Sinopse: Este documentário parte da descoberta e da restauração de um raro e desconhecido carretel de fotografias reproduzidas de um filme mutoscópio, produzido em 1901, em Londres, sobre Santos-Dumont (1873-1932). A obra aborda aspectos históricos e artísticos dos primórdios do cinema (pré-cinema, cinema de atrações) e do cinema de reapropriação de arquivo (found footage, filme de reciclagem), por meio de entrevistas, documentos, metáforas visuais e da articulação própria de um ensaio poético.
Direção: Carlos Adriano e Bernardo Vorobow
Título Original: Santos Dumont: Pré-Cineasta? (2010)
Gênero: Documentário
Duração: 1h 03 min
País: Brasil
O que é o Cinema?
A crítica aqui proposta talvez se aproxime mais de um ensaio reflexivo tal qual é “Santos Dumont: Pré-Cineasta?“, documentário de Carlos Adriano e Bernardo Vorobow. O título provocativo, referência descarada a um de nossos maiores filósofos do cinema, André Bazin, também é uma maneira de me colocar na direção daqueles que pensam que, para algumas perguntas – possivelmente a maioria delas – nunca teremos resposta definitiva.
No final do século XIX e no início do século XX pudemos observar (bem, certamente não eu, mas os estudiosos e inventores dessa corrida tecnológica) o surgimento de uma série de aparatos ópticos e de locomoção, como o próprio avião – aparelho o qual também está extremamente ligado às invenções de Dumont. A necessidade por se percorrer cada vez mais rápido os espaços ou, caso não fosse possível, ter acesso a imagens que não poderiam ser vistas de outra maneira, dita um tanto o ritmo da filosofia da Modernidade.
Não pretendo aqui, no entanto, percorrer os caminhos já trilhados por Walter Benjamin, Theodor Adorno, Max Horkheimer, Giorgio Agamben ou Jacques Derrida, apenas para citar alguns que ,certamente, já o fizeram bem melhor e mais profundamente do que poderia alcançar nesse texto e com minha ainda formação débil. Ainda assim, ao ver “Santos Dumont: Pré-Cineasta?“, foi impossível não ver algumas teorias e noções transitando pela tela (essa pequena, de computador mesmo – e gostaria muito de saber o que alguns deles teriam a dizer sobre isso). Dessa forma, decidi, em espécie de homenagem, elencá-los e conduzir uma leitura do documentário a partir daí.

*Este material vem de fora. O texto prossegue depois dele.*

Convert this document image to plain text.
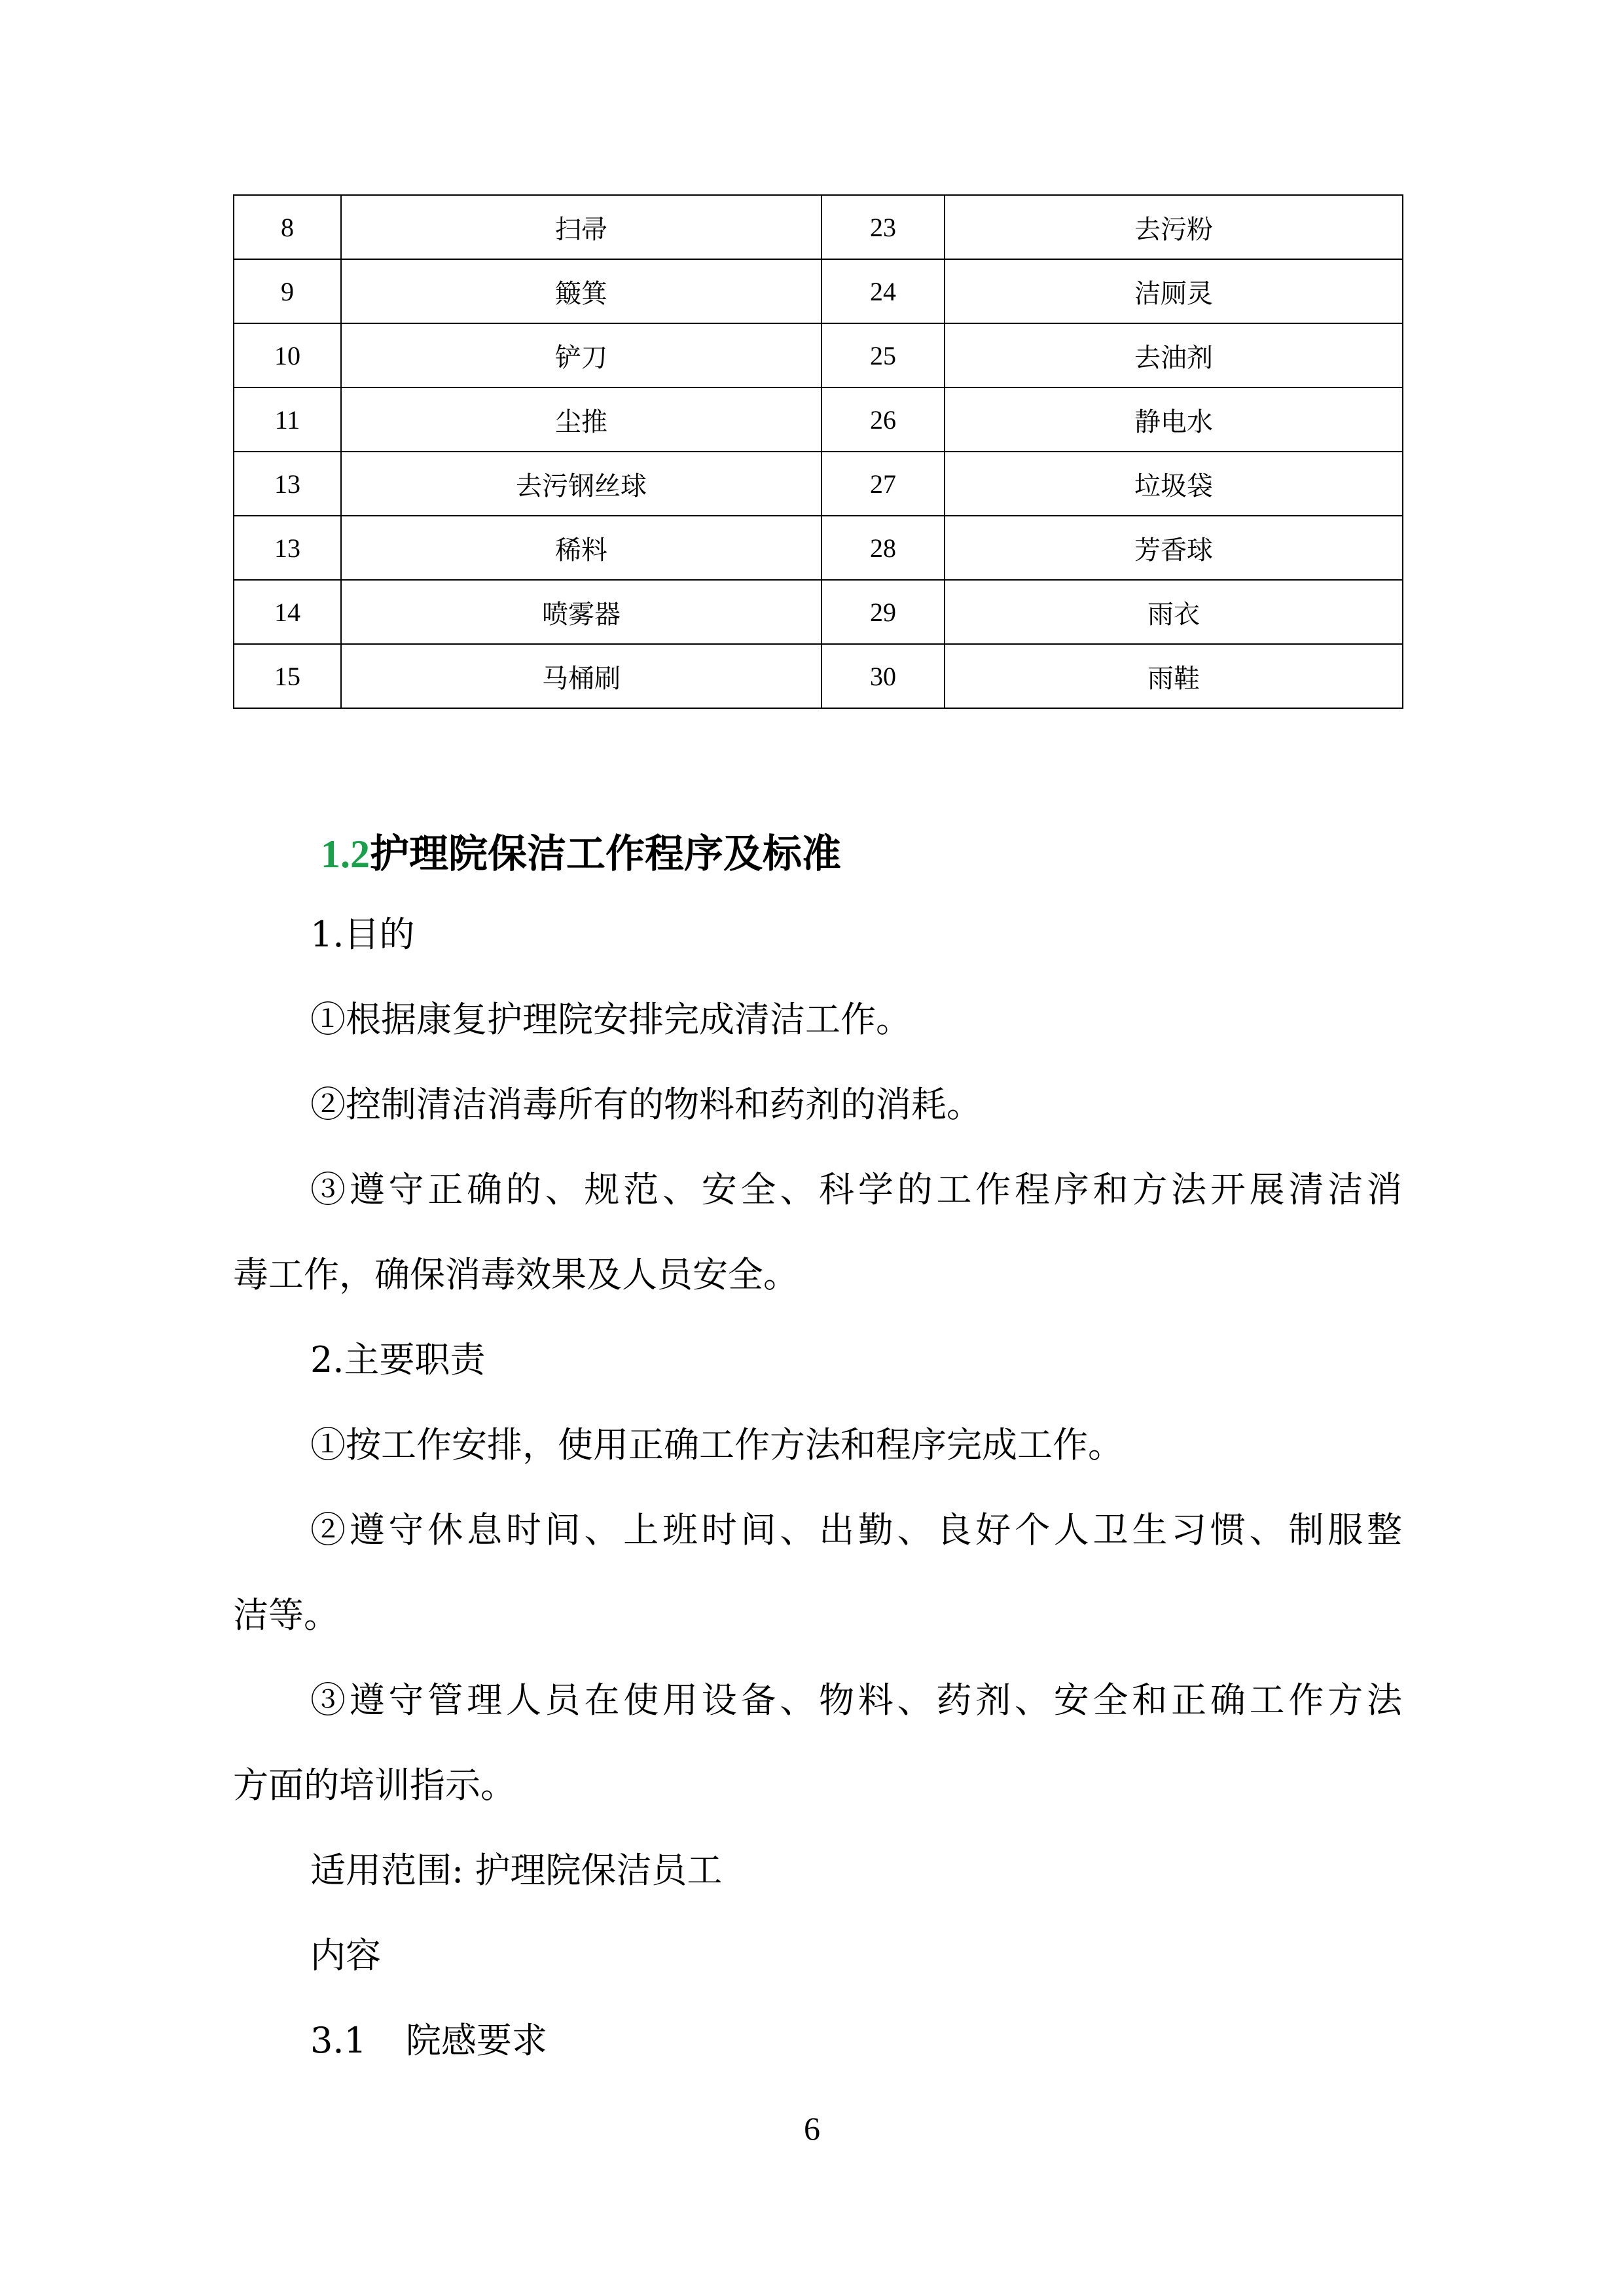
8	扫帚	23	去污粉
9	簸箕	24	洁厕灵
10	铲刀	25	去油剂
11	尘推	26	静电水
13	去污钢丝球	27	垃圾袋
13	稀料	28	芳香球
14	喷雾器	29	雨衣
15	马桶刷	30	雨鞋
1.2护理院保洁工作程序及标准
1.目的
①根据康复护理院安排完成清洁工作。
②控制清洁消毒所有的物料和药剂的消耗。
③遵守正确的、规范、安全、科学的工作程序和方法开展清洁消
毒工作，确保消毒效果及人员安全。
2.主要职责
①按工作安排，使用正确工作方法和程序完成工作。
②遵守休息时间、上班时间、出勤、良好个人卫生习惯、制服整
洁等。
③遵守管理人员在使用设备、物料、药剂、安全和正确工作方法
方面的培训指示。
适用范围: 护理院保洁员工
内容
3.1 院感要求
6
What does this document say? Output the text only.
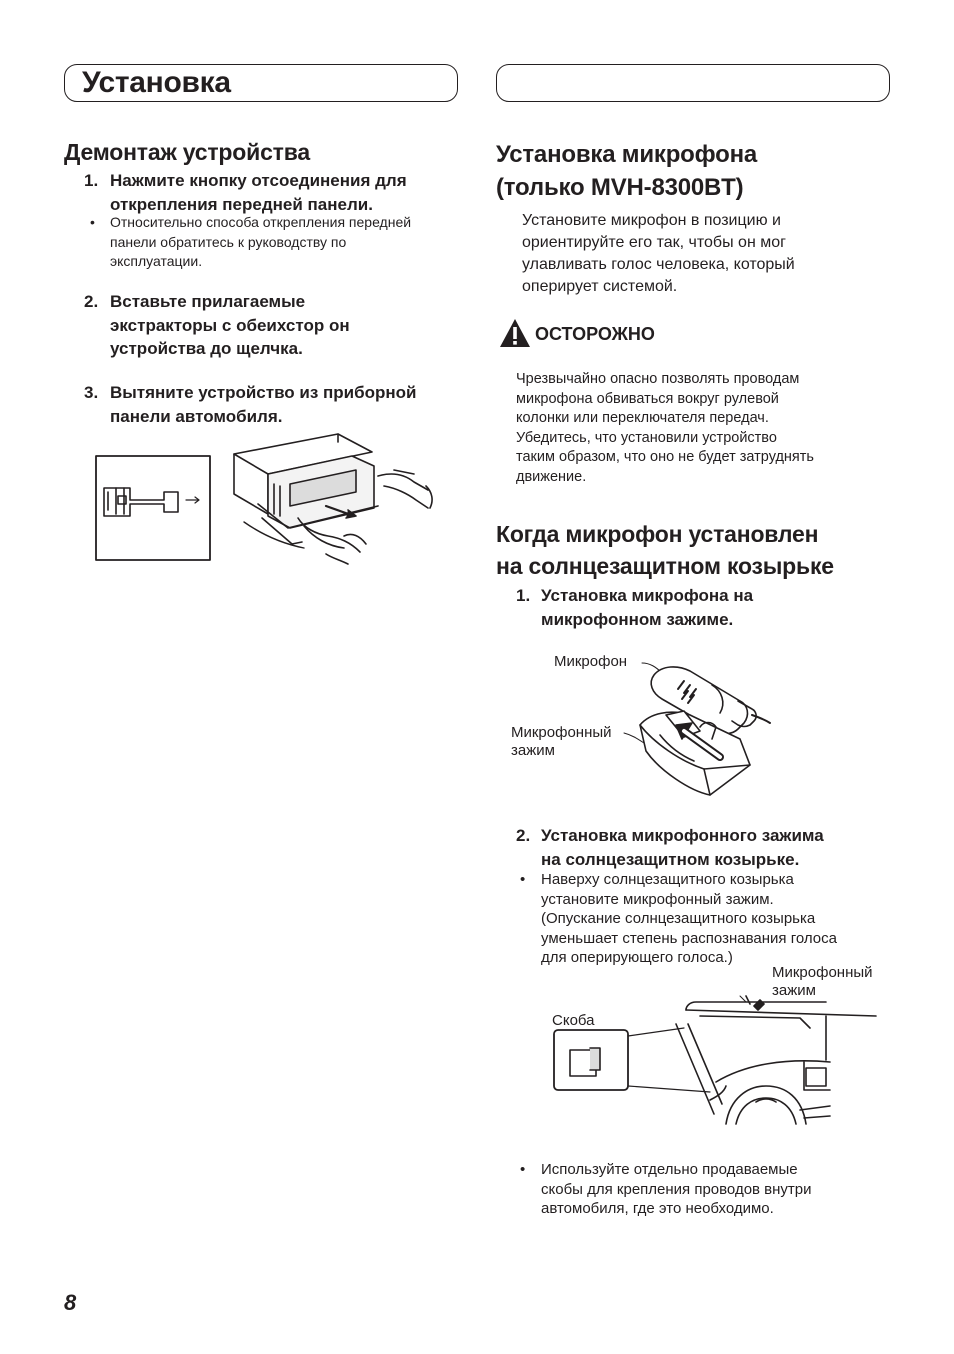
Установка
Демонтаж устройства
1. Нажмите кнопку отсоединения для
открепления передней панели.
• Относительно способа открепления передней
панели обратитесь к руководству по
эксплуатации.
2. Вставьте прилагаемые
экстракторы с обеихстор он
устройства до щелчка.
3. Вытяните устройство из приборной
панели автомобиля.
Установка микрофона
(только MVH-8300BT)
Установите микрофон в позицию и
ориентируйте его так, чтобы он мог
улавливать голос человека, который
оперирует системой.
ОСТОРОЖНО
Чрезвычайно опасно позволять проводам
микрофона обвиваться вокруг рулевой
колонки или переключателя передач.
Убедитесь, что установили устройство
таким образом, что оно не будет затруднять
движение.
Когда микрофон установлен
на солнцезащитном козырьке
1. Установка микрофона на
микрофонном зажиме.
Микрофон
Микрофонный
зажим
2. Установка микрофонного зажима
на солнцезащитном козырьке.
• Наверху солнцезащитного козырька
установите микрофонный зажим.
(Опускание солнцезащитного козырька
уменьшает степень распознавания голоса
для оперирующего голоса.)
Микрофонный
зажим
Скоба
• Используйте отдельно продаваемые
скобы для крепления проводов внутри
автомобиля, где это необходимо.
8
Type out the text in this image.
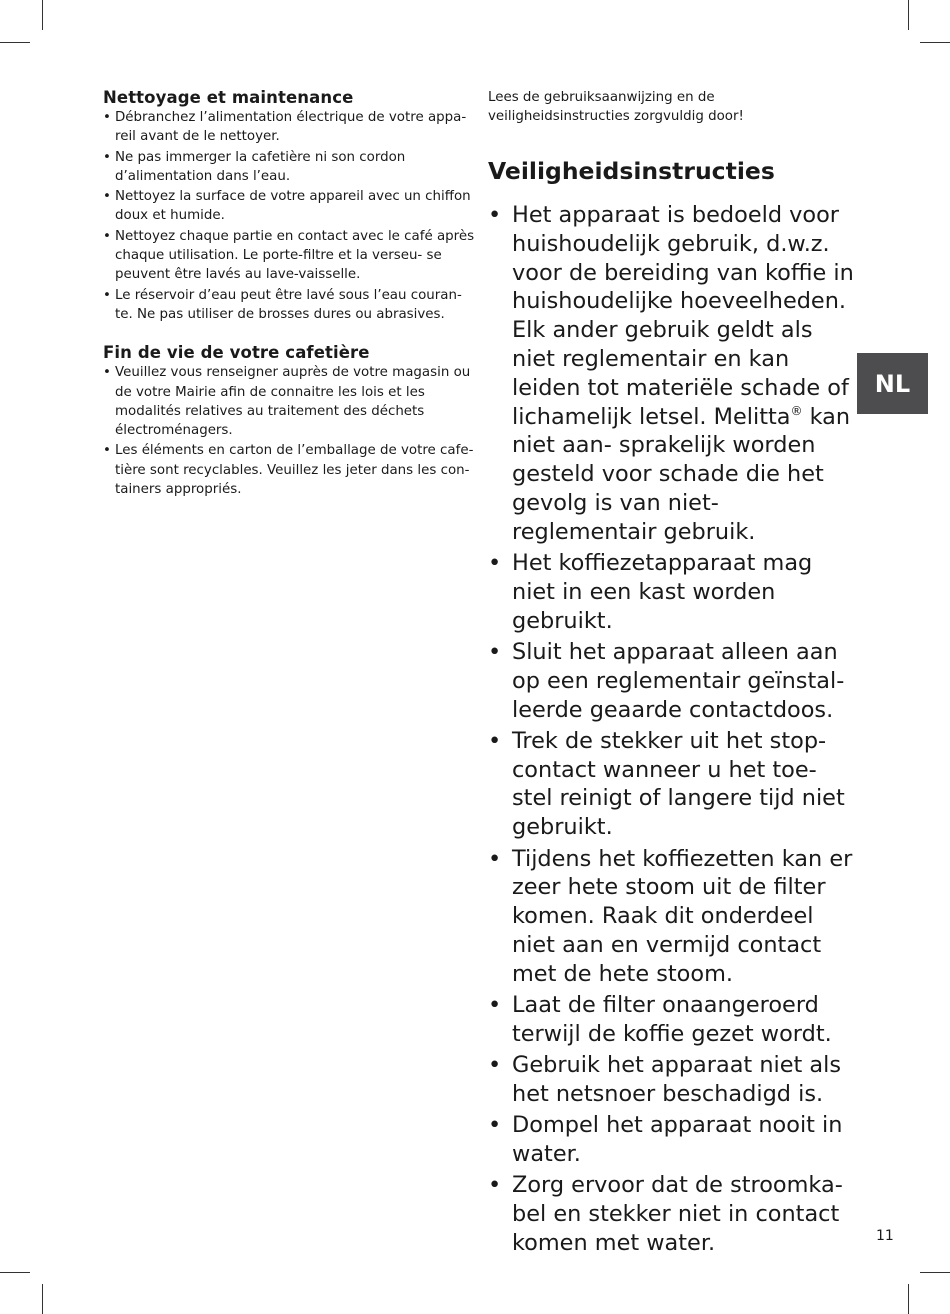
Nettoyage et maintenance
• Débranchez l’alimentation électrique de votre appa- reil avant de le nettoyer.
• Ne pas immerger la cafetière ni son cordon d’alimentation dans l’eau.
• Nettoyez la surface de votre appareil avec un chiffon doux et humide.
• Nettoyez chaque partie en contact avec le café après chaque utilisation. Le porte-filtre et la verseu- se peuvent être lavés au lave-vaisselle.
• Le réservoir d’eau peut être lavé sous l’eau couran- te. Ne pas utiliser de brosses dures ou abrasives.
Fin de vie de votre cafetière
• Veuillez vous renseigner auprès de votre magasin ou de votre Mairie afin de connaitre les lois et les modalités relatives au traitement des déchets électroménagers.
• Les éléments en carton de l’emballage de votre cafe- tière sont recyclables. Veuillez les jeter dans les con- tainers appropriés.

Lees de gebruiksaanwijzing en de veiligheidsinstructies zorgvuldig door!

Veiligheidsinstructies
• Het apparaat is bedoeld voor huishoudelijk gebruik, d.w.z. voor de bereiding van koffie in huishoudelijke hoeveelheden. Elk ander gebruik geldt als niet reglementair en kan leiden tot materiële schade of lichamelijk letsel. Melitta® kan niet aan- sprakelijk worden gesteld voor schade die het gevolg is van niet-reglementair gebruik.
• Het koffiezetapparaat mag niet in een kast worden gebruikt.
• Sluit het apparaat alleen aan op een reglementair geïnstal- leerde geaarde contactdoos.
• Trek de stekker uit het stop- contact wanneer u het toe- stel reinigt of langere tijd niet gebruikt.
• Tijdens het koffiezetten kan er zeer hete stoom uit de filter komen. Raak dit onderdeel niet aan en vermijd contact met de hete stoom.
• Laat de filter onaangeroerd terwijl de koffie gezet wordt.
• Gebruik het apparaat niet als het netsnoer beschadigd is.
• Dompel het apparaat nooit in water.
• Zorg ervoor dat de stroomka- bel en stekker niet in contact komen met water.
NL
11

É preciso dizer que o próprio César Adriano é pesquisador e encontrou o mutoscópio, datado de 1901, entre o acervo de Santos Dumont no Museu Paulista da Universidade de São Paulo. Com o aparato “em mãos”, em 2004 partiu para escrever sua tese sobre a redescoberta do invento e, posteriormente, produzir “Santos Dumont: Pré-Cineasta?”.
O que se pode esperar e, quiçá seja aí que ele tenha mais a oferecer, é uma reconstrução dos possíveis passos de Dumont e um diálogo com pesquisadores das mais diversas partes do mundo do chamado pré-cinema. Aqui e ali, os diretores inserem imagens poéticas que fragmentam um pouco a narrativa tradicional, mas – como disse- talvez a própria natureza da descoberta peça esses diálogos travados entre os teóricos.
Aqui, me sustentarei na definição de Arlindo Machado que, no livro “Pré-Cinemas e Pós-Cinemas” define todos esses aparatos como o Kineorama, o Panorama, o Udorama, dentre outros, como pré-cinemas. Se não nos interessa para os propósitos dessa crítica definir exatamente como cada um funcionava e as diferenças entre eles, há que se dizer que possuem todavia a ideia incipiente do cinema.
E, o que é o cinema, André Bazin? O que é o cinema?
Ainda nos debatemos sobre o objeto central de nossos estudos e afetos. Quando o cinema começa a ser cinema e quando o deixa de ser? Cinema é Luz? É compartilhamento em uma sala escura de uma narrativa? É a película? É a montagem? O que é o cinema?
Nenhuma dessas questões estão categoricamente definidas (ou seguramente definitivamente). Por vez ou outra, surge um novo conceito, uma nova percepção ou uma nova tecnologia que fomenta mais e mais questões. Que bom, não?
Mas, se podemos dizer que pré-cinema foi /é tudo aquilo que ainda não era/é o cinema, podemos também dizer que Santos Dumont foi um desses pré-cineastas em busca da ilusão do movimento contínuo que viria se sedimentar como experiência pública poucos anos antes com os irmãos Lumière, mas que não se encerra conceitualmente em seu nascimento (nem em sua possível e eminente morte, como defendem alguns teóricos provocativos).